The Guinns were major early landowners in the Burke area, including most of the area that became the town of Burke.
James Washinton Guinn was the partriarch of the Guinn family and a leading political figure in early Angelina County. It is not clear whether he ever lived on the Guinn land near Burke. In 1860 he and his family resided at Homer. That would have made professional sense since James was listed as an "LLD', a Doctor or Legal Letters, i. e., a lawyer. He was also heavily involved in politics, which would have been centered at Homer, the county seat.
The following biography is from the Texas State Cemetery:
James Washington Guinn
Guinn studied law and was admitted to the bar in Tennessee in 1827, North Carolina in 1828, and Georgia in 1832. In North Carolina in 1832, James W. Guinn was elected Solicitor and in 1835 he represented Macon County as a delegate to the Constitutional Convention at Raleigh. He moved to Fish Head Valley, Alabama November 19, 1841, and to Wedowee, Alabama in 1843. He was elected Judge of County or Orphans Court in 1846 in Randolph County, Alabama and held this office until May 23, 1850, when the court was abolished.
In 1858 Guinn moved to Cherokee County, Texas, where his brother, Robert Henry Guinn, was a lawyer in Rusk, Texas.
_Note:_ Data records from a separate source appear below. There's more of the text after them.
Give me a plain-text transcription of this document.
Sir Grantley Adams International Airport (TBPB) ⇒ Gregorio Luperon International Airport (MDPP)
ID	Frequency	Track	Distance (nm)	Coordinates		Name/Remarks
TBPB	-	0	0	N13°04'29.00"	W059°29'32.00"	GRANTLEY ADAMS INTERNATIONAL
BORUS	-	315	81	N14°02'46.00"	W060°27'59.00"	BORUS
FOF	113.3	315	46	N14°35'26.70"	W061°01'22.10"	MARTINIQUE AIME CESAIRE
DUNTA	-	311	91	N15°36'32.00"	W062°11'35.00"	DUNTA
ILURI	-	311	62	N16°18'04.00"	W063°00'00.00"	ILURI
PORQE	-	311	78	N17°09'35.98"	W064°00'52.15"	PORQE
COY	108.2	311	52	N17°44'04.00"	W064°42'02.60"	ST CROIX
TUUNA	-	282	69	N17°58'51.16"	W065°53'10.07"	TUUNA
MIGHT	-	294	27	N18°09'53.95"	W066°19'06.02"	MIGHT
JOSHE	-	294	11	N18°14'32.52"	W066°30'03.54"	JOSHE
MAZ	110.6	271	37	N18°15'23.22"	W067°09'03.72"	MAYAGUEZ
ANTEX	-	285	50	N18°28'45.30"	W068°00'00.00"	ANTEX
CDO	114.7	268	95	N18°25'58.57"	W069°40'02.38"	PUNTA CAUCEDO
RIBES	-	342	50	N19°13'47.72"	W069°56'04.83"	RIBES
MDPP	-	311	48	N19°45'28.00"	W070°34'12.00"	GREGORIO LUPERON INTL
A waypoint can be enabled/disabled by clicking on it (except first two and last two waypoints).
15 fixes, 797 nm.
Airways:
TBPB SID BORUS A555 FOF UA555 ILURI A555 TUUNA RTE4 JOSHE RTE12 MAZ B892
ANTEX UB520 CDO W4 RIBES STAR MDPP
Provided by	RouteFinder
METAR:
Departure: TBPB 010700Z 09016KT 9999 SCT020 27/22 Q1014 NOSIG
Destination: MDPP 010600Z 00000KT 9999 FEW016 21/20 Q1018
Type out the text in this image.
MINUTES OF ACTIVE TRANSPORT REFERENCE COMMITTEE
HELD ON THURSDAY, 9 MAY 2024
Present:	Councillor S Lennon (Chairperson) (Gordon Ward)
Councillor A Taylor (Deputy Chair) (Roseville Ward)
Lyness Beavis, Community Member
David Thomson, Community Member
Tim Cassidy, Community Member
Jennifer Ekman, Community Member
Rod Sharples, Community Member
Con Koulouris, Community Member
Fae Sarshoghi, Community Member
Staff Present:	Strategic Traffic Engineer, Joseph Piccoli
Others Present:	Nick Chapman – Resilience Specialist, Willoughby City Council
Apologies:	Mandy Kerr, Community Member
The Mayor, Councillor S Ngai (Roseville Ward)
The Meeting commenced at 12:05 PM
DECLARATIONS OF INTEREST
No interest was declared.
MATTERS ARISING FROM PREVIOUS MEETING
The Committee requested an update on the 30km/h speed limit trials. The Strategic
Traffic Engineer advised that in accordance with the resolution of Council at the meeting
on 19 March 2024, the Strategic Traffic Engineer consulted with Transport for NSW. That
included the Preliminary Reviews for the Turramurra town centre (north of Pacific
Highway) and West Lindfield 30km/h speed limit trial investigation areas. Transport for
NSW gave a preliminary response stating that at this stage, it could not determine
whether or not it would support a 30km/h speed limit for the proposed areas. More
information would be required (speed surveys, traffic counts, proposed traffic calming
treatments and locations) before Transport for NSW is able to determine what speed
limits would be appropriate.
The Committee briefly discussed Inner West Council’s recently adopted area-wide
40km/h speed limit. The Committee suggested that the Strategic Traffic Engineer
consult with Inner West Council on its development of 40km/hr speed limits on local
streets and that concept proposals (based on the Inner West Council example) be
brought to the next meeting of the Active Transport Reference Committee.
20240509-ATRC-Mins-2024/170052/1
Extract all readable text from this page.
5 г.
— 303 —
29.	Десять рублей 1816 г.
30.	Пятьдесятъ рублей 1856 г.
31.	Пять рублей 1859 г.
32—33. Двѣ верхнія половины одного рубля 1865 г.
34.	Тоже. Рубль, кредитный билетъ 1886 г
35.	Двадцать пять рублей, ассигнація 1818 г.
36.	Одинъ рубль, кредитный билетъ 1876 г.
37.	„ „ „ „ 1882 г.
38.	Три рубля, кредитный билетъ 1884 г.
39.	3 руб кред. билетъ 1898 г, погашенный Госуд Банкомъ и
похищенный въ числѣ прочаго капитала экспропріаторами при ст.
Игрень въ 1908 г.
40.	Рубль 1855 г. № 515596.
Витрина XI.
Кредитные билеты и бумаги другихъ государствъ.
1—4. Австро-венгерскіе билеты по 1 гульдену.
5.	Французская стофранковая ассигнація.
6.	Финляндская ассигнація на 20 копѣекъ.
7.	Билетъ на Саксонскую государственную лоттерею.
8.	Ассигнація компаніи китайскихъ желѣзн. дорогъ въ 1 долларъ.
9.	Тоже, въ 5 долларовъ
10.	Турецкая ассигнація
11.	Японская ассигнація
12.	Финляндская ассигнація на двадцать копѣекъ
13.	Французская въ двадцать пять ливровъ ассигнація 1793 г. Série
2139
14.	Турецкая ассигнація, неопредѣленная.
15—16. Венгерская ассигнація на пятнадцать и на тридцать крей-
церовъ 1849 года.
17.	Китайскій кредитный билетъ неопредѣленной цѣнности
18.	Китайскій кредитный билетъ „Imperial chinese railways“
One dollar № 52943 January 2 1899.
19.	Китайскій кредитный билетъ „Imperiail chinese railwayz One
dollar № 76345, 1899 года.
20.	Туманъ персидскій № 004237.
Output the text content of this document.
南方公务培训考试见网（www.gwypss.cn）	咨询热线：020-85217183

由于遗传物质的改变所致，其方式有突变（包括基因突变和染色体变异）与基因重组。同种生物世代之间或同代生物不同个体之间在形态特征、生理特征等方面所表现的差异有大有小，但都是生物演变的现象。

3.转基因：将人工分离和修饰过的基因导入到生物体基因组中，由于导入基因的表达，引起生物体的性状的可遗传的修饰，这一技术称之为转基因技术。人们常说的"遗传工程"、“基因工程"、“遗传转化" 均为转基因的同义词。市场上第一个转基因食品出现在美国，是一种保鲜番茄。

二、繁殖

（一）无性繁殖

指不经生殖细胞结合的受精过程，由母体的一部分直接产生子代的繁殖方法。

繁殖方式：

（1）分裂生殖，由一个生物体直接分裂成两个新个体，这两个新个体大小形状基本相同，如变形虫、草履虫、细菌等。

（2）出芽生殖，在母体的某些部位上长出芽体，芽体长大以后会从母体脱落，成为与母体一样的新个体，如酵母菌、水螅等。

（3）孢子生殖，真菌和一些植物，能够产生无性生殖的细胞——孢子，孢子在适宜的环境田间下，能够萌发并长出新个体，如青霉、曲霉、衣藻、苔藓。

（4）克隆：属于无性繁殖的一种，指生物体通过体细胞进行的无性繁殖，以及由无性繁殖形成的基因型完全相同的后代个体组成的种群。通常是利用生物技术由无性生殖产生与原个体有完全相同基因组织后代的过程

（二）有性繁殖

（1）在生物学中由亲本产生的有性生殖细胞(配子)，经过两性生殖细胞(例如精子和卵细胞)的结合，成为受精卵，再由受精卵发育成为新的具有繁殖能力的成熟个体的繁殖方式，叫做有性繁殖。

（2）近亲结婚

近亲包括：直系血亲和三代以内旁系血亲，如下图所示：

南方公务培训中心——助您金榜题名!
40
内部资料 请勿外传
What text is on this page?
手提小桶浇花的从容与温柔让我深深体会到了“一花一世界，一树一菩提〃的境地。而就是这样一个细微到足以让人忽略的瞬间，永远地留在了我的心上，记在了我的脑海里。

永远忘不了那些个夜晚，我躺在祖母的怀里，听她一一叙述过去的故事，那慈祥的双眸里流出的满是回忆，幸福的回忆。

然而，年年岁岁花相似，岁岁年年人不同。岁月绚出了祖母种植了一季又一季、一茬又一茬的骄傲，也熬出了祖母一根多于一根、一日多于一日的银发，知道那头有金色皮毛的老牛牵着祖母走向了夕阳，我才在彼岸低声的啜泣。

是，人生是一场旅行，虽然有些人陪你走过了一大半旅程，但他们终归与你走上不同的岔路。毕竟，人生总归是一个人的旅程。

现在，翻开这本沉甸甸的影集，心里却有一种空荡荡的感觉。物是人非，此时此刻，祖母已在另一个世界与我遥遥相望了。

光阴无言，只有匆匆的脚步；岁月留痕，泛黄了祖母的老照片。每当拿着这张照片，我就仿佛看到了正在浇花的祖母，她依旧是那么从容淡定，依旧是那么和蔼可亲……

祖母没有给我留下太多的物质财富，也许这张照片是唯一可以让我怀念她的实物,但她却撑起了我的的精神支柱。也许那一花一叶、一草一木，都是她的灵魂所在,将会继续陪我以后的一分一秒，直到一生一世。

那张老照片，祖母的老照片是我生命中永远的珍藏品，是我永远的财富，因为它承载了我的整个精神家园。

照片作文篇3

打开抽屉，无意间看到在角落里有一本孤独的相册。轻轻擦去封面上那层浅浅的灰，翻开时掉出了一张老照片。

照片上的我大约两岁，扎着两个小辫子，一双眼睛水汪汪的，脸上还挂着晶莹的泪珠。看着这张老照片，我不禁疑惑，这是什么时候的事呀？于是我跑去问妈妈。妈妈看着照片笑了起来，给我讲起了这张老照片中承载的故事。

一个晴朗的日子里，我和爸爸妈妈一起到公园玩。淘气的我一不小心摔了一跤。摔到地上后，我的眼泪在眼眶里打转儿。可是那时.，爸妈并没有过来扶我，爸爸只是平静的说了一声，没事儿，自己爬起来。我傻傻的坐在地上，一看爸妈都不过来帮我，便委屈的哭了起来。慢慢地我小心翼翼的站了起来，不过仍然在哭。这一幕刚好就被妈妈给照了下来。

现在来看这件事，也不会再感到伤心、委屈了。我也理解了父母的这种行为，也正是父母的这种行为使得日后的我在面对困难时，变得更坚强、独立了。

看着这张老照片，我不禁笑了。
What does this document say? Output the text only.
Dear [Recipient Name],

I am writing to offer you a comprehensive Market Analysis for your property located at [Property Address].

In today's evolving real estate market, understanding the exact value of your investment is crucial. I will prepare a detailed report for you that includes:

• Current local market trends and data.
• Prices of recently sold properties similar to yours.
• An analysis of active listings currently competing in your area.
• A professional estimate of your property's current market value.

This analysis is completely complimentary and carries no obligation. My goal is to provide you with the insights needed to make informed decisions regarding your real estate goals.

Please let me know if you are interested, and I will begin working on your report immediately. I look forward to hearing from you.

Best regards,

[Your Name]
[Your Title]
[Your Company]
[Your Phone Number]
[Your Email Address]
On January 29, 1859, Guinn moved to Angelina County, Texas, where he and his family show up on the 1860 Federal Census and his occupation is listed as a lawyer. In November 1859, Guinn, with others, was appointed to a committee to consider the relative cost of a brick courthouse in Homer.
In 1861, he was commissioned a Notary Public in Angelina County and in 1863 was elected to represent the counties of Nacogdoches and Angelina in the Texas House of Representatives after receiving one hundred and ten votes. In 1866 he won a seat in the senate with three hundred seventy-nine votes.
While serving in the Senate, Guinn died at the residence of N. C. Raymond August 27, 1866, after a few days illness with Cholera. His remains were buried in the Texas State Cemetery on September 18, 1866.
in 1861 James Guinn was elected as one of three Cooperationist (anti-secessionist) delegates to the state secessoin convention. Angelina County was the only county outside the German Hill Country that voted against secession. Despite James' opposition to secession, two of his sons served in the Confederate army.
Catherine Dobson was the daughter of Dr. Joseph Dobson and Nancy Ann Parks.
James and Catherine had the following children: John A B, (1830); Josephine L. (1832); Washington Leonidas Hannibal (1833); Harriet (1835); James K (1836); Catherine (1837); Henry M. (1842); and Jacob Helfin Polk "Simon" (1847). All were born in North Carolina except Henry and Jacob. Simon was a farmer at Zavalla and is buried at Old Homer Cemetery.
Leonidas was born about 1833 in North Carolina, but in 1843 the Guinns moved to Wedowee in Randolph County, Alabama, where they lived in 1850. In 1855 L.H.W. Guinn is listed as Postmaster of Wedowee, Randolph Co, AL for 1 quarter.
Leonidas Guinn first married Elizabeth V. (Lizzie) Clifton about 1857. She was born in 1840 in Georgia and was the daughter of Clemeth Floyd Clifton and Nancy Jackson Clifton. They had a daughter Nannie born in 1861 and were reported to have a son Robert.
In 1865 Guinn married Sarah Elizabeth (Sallie) Gann, daughter of John Delaney and Malinda Arnold Gann.
Leonidas moved to Angelina Çounty before the Civil War along wth his father James Washington. In 1860 Lewis H. W. Guinn, presumably Leonidas, lived 2 residences from James Ashworth, which places him in the area that became Ryan Chapel. He owned real estate worth $4490, which is about $92,000 in 2005 dollars. If we owned 540 acres, land would have been selling for about $8 per acre.
Leonidas (Lee) Guinn is said to have owned 5000 acres in Angelina County. Their land stretched from the town of Burke to Pine Valley.
According to the historical marker at Ryan Chapel Methodist Church, "L. H. D. and Sallie Guinn gave 7.5 acres for church and cemetery." The church had been mistakenly situated on Guinn land, and the Guinns were kind enough to correct the error by donating the land.
Presumably Lizzie died during the Civil War since Lee married Sarah Elizabeth (Sallie) Gann in 1865 in Angelina County. She was the daughter of John Delaney Gann, and granddaughter of William Gann and Ruth Delaney, all pioneering Angelina County families.
In 1870 Lee Guinn still lived in Angelina County. In his household was daughter Nannie.
Leonidas Guinn died in 1874. After Leonidas' death, Sarah married several more times, but she told her great-granddaughter, Frances Chambers Delaney, that Lee Guinn was her true love when the visited his grave together.
Leonidas' daughter, Nannie, who married Harvey Belote, inherited 540 acres in the heart of what later became the town of Burke.